REVIEW OF OPTIONS + NEW OPTIONS
Option 1: 7.9% increase
Go back to the last salary schedule- since the last time, inflation has diluted such numbers. Match inflation on the salary scale- 7.9%- for same purchasing power as last spring. This increase based upon actual salary, not base.
Option 2: 7.9% increase #2
Steps/lanes and PCAP- have everyone stay equal because of different scales- 7.9%- based upon actual salary, not base
Option 3: Increase > 7.9%, 11-12%
Given increased demands on teachers, the value of innovation in the classroom, combined with the CPI, this raise would not only keep up with inflation, but would increase teacher earning power.
Option 4: Support 11-12%
Demonstrates a greater appreciation (value) for teachers and makes up for deficiencies in prior years. Look at other increases for other staff over this time.
Option 5 (consideration?): % on base vs. $ in cells
For some years, with an increase, it has been given to each cell- “chopped up.” Increase the amount found in each cell. There are people currently in “ghost cells.”

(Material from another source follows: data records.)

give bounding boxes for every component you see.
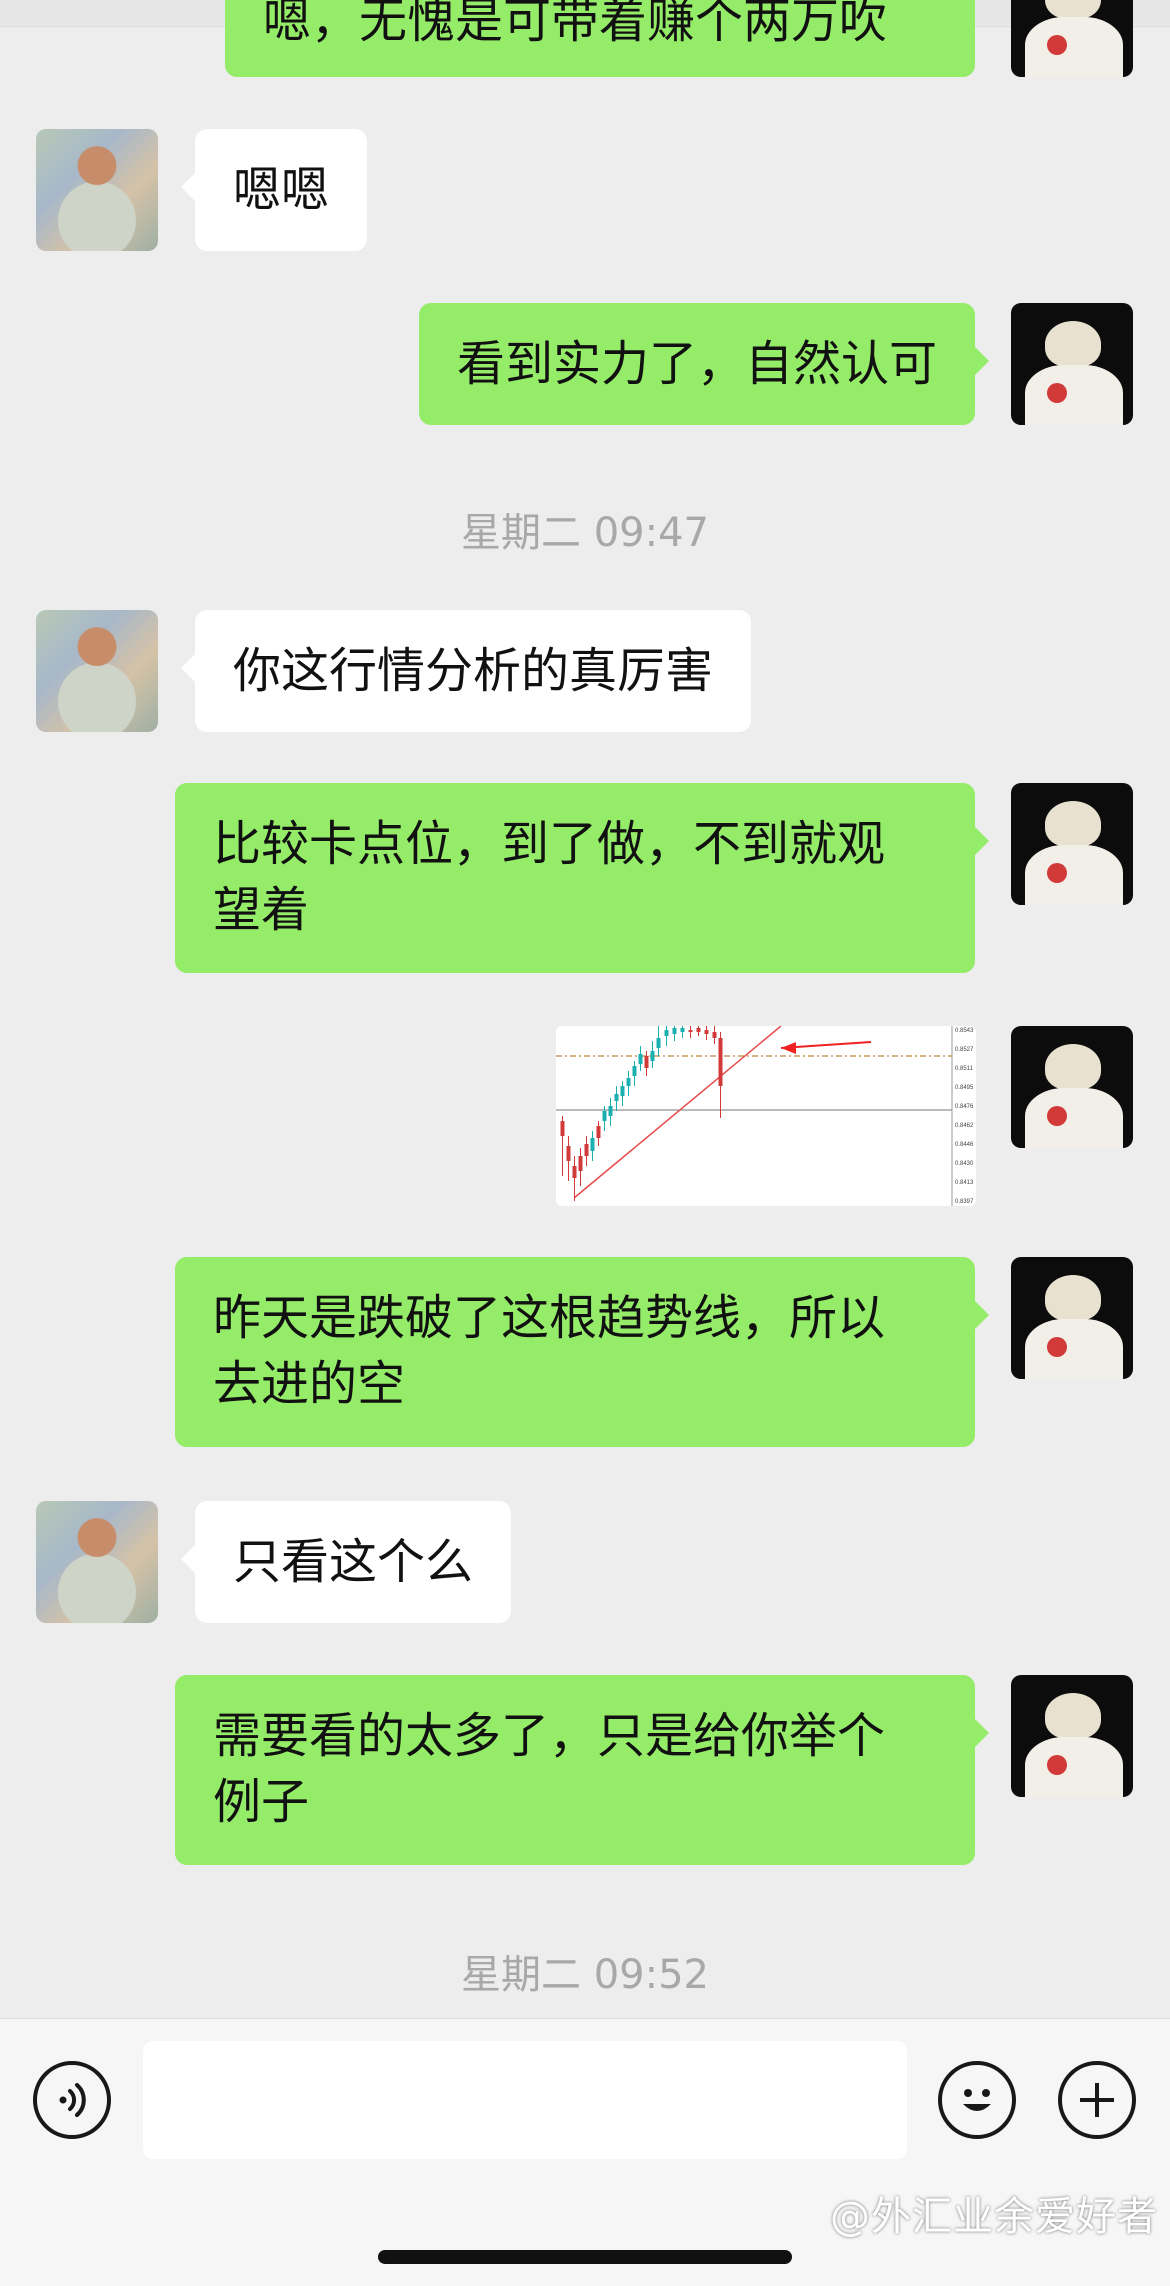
bubble-text: 看到实力了，自然认可	[456, 336, 937, 392]
timestamp: 星期二 09:47	[461, 510, 709, 556]
bubble-line: 去进的空	[213, 1356, 406, 1412]
candlestick-chart-thumbnail: 0.8543 0.8527 0.8511 0.8495 0.8476 0.8462 0.84…	[556, 1026, 976, 1206]
candle-body	[638, 1054, 643, 1064]
candle-body	[602, 1111, 607, 1121]
plus-button[interactable]	[1058, 2061, 1136, 2139]
bubble-line: 需要看的太多了，只是给你举个	[213, 1708, 886, 1764]
candle-body	[620, 1086, 625, 1096]
my-avatar[interactable]	[1011, 1675, 1133, 1797]
chat-bubble[interactable]: 只看这个么	[180, 1501, 512, 1623]
my-avatar[interactable]	[1011, 303, 1133, 425]
price-scale-label: 0.8476	[955, 1104, 974, 1110]
chat-bubble[interactable]: 你这行情分析的真厉害	[180, 610, 752, 732]
voice-button[interactable]	[33, 2061, 111, 2139]
timestamp: 星期二 09:52	[461, 1952, 709, 1998]
bubble-line: 昨天是跌破了这根趋势线，所以	[213, 1290, 886, 1346]
bubble-text: 你这行情分析的真厉害	[233, 643, 714, 699]
candle-body	[584, 1144, 589, 1156]
bubble-line: 例子	[213, 1774, 310, 1830]
candle-body	[644, 1056, 649, 1068]
chat-bubble[interactable]: 嗯，无愧是可带着赚个两万吹	[225, 0, 975, 77]
my-avatar[interactable]	[1011, 1257, 1133, 1379]
bubble-line: 望着	[213, 882, 310, 938]
price-scale-label: 0.8462	[955, 1123, 974, 1129]
price-scale-label: 0.8495	[955, 1085, 974, 1091]
chart-image-message[interactable]: 0.8543 0.8527 0.8511 0.8495 0.8476 0.8462 0.84…	[556, 1026, 976, 1206]
watermark: @外汇业余爱好者	[830, 2194, 1158, 2240]
chat-area[interactable]: 嗯，无愧是可带着赚个两万吹 嗯嗯 看到实力了，自然认可 星期二 09:47 你这…	[0, 0, 1170, 2018]
price-scale-label: 0.8397	[955, 1199, 974, 1205]
candle-body	[680, 1028, 685, 1032]
price-scale-label: 0.8430	[955, 1161, 974, 1167]
price-scale-label: 0.8543	[955, 1028, 974, 1034]
home-indicator[interactable]	[378, 2250, 792, 2264]
candle-body	[608, 1106, 613, 1116]
candle-body	[578, 1156, 583, 1171]
contact-avatar[interactable]	[36, 610, 158, 732]
emoji-icon	[963, 2089, 991, 2111]
my-avatar[interactable]	[1011, 783, 1133, 905]
candle-body	[632, 1066, 637, 1076]
bubble-text: 嗯嗯	[233, 162, 330, 218]
candle-body	[626, 1078, 631, 1086]
candle-body	[712, 1032, 717, 1038]
chat-bubble[interactable]: 比较卡点位，到了做，不到就观 望着	[175, 783, 989, 973]
bubble-text: 只看这个么	[233, 1534, 474, 1590]
message-input[interactable]	[143, 2041, 907, 2159]
price-scale-label: 0.8413	[955, 1180, 974, 1186]
price-scale-label: 0.8527	[955, 1047, 974, 1053]
candle-body	[572, 1166, 577, 1178]
contact-avatar[interactable]	[36, 129, 158, 251]
candle-body	[650, 1051, 655, 1061]
my-avatar[interactable]	[1011, 1026, 1133, 1148]
candle-body	[656, 1038, 661, 1048]
candle-body	[614, 1094, 619, 1101]
price-scale-label: 0.8446	[955, 1142, 974, 1148]
bubble-text: 嗯，无愧是可带着赚个两万吹	[263, 0, 888, 49]
chat-bubble[interactable]: 看到实力了，自然认可	[418, 303, 990, 425]
chat-bubble[interactable]: 需要看的太多了，只是给你举个 例子	[175, 1675, 989, 1865]
chat-bubble[interactable]: 嗯嗯	[180, 129, 368, 251]
candle-body	[560, 1121, 565, 1136]
candle-body	[566, 1146, 571, 1161]
plus-icon	[1080, 2083, 1114, 2117]
input-bar: @外汇业余爱好者	[0, 2018, 1170, 2286]
my-avatar[interactable]	[1011, 0, 1133, 77]
contact-avatar[interactable]	[36, 1501, 158, 1623]
candle-body	[688, 1030, 693, 1032]
candle-body	[718, 1038, 723, 1086]
candle-body	[696, 1028, 701, 1032]
voice-icon	[59, 2083, 86, 2117]
candle-body	[596, 1126, 601, 1138]
bubble-line: 比较卡点位，到了做，不到就观	[213, 816, 886, 872]
candle-body	[664, 1030, 669, 1036]
emoji-button[interactable]	[938, 2061, 1016, 2139]
candle-body	[704, 1030, 709, 1034]
candle-body	[672, 1028, 677, 1034]
price-scale-label: 0.8511	[955, 1066, 974, 1072]
chat-bubble[interactable]: 昨天是跌破了这根趋势线，所以 去进的空	[175, 1257, 989, 1447]
candle-body	[590, 1138, 595, 1151]
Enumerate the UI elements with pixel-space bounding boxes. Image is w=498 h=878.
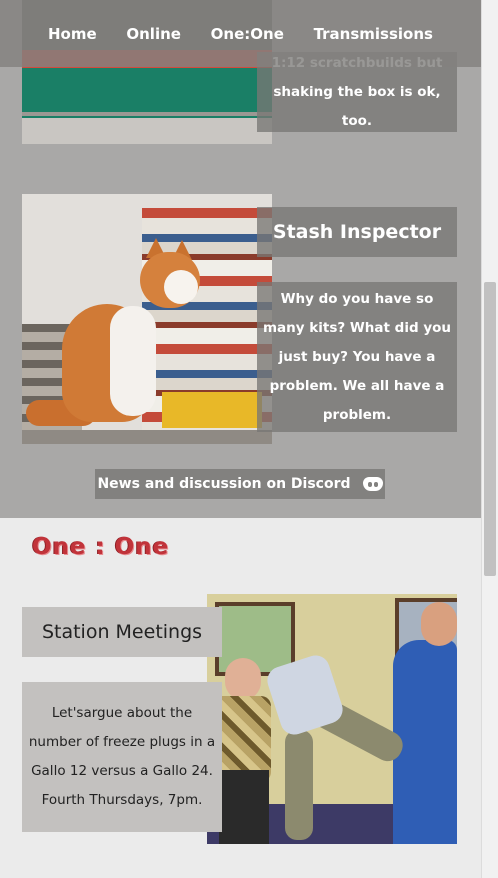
discord-link[interactable]: News and discussion on Discord — [95, 469, 385, 499]
ruler-edge — [22, 112, 272, 116]
cat-chest — [110, 306, 156, 416]
person-dark-pants — [219, 770, 269, 844]
stash-title: Stash Inspector — [272, 221, 442, 243]
standing-leg — [285, 730, 313, 840]
nav-one-one[interactable]: One:One — [211, 25, 284, 43]
shelf — [22, 430, 272, 444]
nav-home[interactable]: Home — [48, 25, 97, 43]
nav-online[interactable]: Online — [126, 25, 181, 43]
meetings-text: Let'sargue about the number of freeze pl… — [28, 705, 216, 808]
person-head — [225, 658, 261, 700]
meeting-fight-photo — [207, 594, 457, 844]
page-scrollbar[interactable] — [481, 0, 498, 878]
cat-with-kits-photo — [22, 194, 272, 444]
discord-label: News and discussion on Discord — [97, 476, 351, 492]
scrollbar-thumb[interactable] — [484, 282, 496, 576]
discord-icon — [362, 477, 383, 491]
cat-muzzle — [164, 270, 198, 304]
meetings-title-panel: Station Meetings — [22, 607, 222, 657]
top-nav: Home Online One:One Transmissions — [0, 0, 481, 67]
nav-transmissions[interactable]: Transmissions — [314, 25, 433, 43]
person-head — [421, 602, 457, 646]
one-one-heading: One : One — [32, 534, 170, 560]
stash-text-panel: Why do you have so many kits? What did y… — [257, 282, 457, 432]
stash-text: Why do you have so many kits? What did y… — [262, 290, 452, 423]
stash-title-panel: Stash Inspector — [257, 207, 457, 257]
meetings-text-panel: Let'sargue about the number of freeze pl… — [22, 682, 222, 832]
yellow-kit-box — [162, 392, 262, 428]
meetings-title: Station Meetings — [41, 621, 203, 643]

Other Options from 3.23.22:
Option 6: 1%
Brought up in the context of what does 1% cost. We now know.
Option 7 (4/6/2022): are there ways accounts (interlocal, ESSR, etc.) that could be used to provide an increase that don’t ultimately affect the longevity of the matrix (stipends, bonuses, longevity pay, etc.)
Option 8 (4/6/2022): Add a stipend to folks who didn’t get movement in matrix last year. Two layers: one time stipend for those most impacted, plus a percent on the base for everyone. When we look at a stipend, that doesn’t become part of the retirement configurations (unless it’s in the final year), but longevity pay does.
Option 9 (4/6/2022): 1% to the base and look at options for others
Option 10 (4/6/2022): Discussed the two layer approach, but HEA’s goal is to keep everyone unified. We do feel that we’d like to focus on a percentage increase for all teachers/each cell. This does have to through the board, but it also has to pass membership. Our ask is the 7.9%, but if that isn’t doable, what is? What number can we take back to membership for feedback? The same percentage in every cell means almost every employee; some aren’t in cells. If the matrix caught up to the person and that person gets an increase, that person would be placed in the new cell. So, they may not get the full 7.9%, but they are back on the scale and moving forward. PCAP is part of the matrix.